In my view, that change, more than anything else, will be labor mobility.
Everything else in the world is mobile – capital, technology, products, entire businesses. But one crucial aspect of enterprise isn’t, and that’s people. This has resulted in a severely lopsided globalization process.
Myriad financial arbitrage are currently possible because any globalization initiative potentially increases prosperity in a particular country or sector, while causing social upheaval in another. Inequality arises because while businesses can take their money and technology anywhere in the world, their workers cannot follow suit, or counter with similar moves of their own. And not least, because the politics of nation-states are where the people’s will and sentiment are heard and played out, national politics has the potential to evolve into a force for counter-globalization and anti-international business sentiment.
Think about it. Much of economic policies formed at the national level could be interpreted as “beggar-thy-neighbor” at some level. A loose monetary policy in one country affects the capital allocation in another, and a tight policy determines trade policy in others. An aggressive fiscal program can trigger similar moves in others, or have unintended consequences on those unable to do so. Currency controls in one country affects consumption patterns in trading partners, while inflation targets in other countries affects employment and purchasing parity in still others.

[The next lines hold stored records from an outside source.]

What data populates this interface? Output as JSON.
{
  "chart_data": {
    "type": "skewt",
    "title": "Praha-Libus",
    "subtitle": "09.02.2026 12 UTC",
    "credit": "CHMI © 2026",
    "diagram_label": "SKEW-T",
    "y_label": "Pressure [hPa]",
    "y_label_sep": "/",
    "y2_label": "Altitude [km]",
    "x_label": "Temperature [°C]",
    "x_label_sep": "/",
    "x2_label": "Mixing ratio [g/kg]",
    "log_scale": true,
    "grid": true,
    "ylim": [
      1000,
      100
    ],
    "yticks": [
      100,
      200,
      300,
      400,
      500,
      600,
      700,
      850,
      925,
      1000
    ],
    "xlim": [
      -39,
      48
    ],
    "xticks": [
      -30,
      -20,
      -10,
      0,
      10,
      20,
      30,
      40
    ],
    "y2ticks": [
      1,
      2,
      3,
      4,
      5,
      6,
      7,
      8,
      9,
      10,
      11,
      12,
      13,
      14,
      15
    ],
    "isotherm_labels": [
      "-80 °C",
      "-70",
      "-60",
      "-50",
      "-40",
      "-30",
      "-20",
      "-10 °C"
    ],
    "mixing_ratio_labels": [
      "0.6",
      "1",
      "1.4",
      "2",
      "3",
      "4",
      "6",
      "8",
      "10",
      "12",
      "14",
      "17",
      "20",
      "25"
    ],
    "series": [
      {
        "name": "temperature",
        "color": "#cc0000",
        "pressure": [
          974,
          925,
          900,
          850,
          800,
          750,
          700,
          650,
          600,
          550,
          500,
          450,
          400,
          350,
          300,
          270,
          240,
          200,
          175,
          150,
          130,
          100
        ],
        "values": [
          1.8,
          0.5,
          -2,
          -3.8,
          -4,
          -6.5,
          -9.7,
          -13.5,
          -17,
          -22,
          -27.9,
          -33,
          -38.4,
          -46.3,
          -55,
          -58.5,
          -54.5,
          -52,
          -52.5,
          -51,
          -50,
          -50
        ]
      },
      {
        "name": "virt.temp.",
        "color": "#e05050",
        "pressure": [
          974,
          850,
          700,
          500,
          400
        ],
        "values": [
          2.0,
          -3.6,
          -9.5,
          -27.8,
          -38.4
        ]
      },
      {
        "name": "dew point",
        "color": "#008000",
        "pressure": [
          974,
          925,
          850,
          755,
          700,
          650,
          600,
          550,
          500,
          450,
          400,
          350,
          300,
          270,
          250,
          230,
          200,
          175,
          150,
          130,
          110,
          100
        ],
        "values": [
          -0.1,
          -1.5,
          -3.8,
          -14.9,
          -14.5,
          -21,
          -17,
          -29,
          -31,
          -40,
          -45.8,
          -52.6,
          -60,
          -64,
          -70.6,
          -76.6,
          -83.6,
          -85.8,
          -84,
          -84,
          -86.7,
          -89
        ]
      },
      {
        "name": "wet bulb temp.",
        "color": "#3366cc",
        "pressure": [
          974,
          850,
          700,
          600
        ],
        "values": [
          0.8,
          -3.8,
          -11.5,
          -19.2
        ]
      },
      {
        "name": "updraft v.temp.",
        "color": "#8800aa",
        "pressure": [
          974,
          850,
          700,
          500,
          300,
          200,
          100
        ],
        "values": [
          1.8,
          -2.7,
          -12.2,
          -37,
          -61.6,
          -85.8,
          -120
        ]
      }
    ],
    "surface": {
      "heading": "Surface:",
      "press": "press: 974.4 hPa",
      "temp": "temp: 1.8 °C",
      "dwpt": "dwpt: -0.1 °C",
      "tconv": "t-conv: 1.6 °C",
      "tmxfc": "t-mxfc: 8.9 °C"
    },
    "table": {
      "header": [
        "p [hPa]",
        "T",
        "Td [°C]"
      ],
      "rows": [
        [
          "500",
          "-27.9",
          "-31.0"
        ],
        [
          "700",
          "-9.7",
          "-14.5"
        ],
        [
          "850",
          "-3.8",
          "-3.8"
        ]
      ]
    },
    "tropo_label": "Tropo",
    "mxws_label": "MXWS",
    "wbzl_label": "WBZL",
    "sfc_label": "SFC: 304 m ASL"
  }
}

All this is true because people cannot mitigate the effects of a relatively-more benign policy in one region by migrating to it, or mute the harsh consequences of a neighbour country’s (competing or trading partner) actions, by piling on to that country.
Countries currently compete to attract capital and technology, but not a lot also compete to attract labor.
Countries try to increase their earnings by increasing net exports. But taken on the whole, an increase in one country will have to result in a balancing increase in another’s imports. The country increasing its earnings will theoretically have more kitty that be divided among its populace, while the other country that loses will have less. The improved country meanwhile, does not have to worry about foreign people suddenly surging toward its borders seeking to join in its successful earnings initiative.
So we either start to see less globalization, or we will gradually start seeing borders coming down over the coming decades. The twenty first century could well go down in history as the era of decline of the nation-state.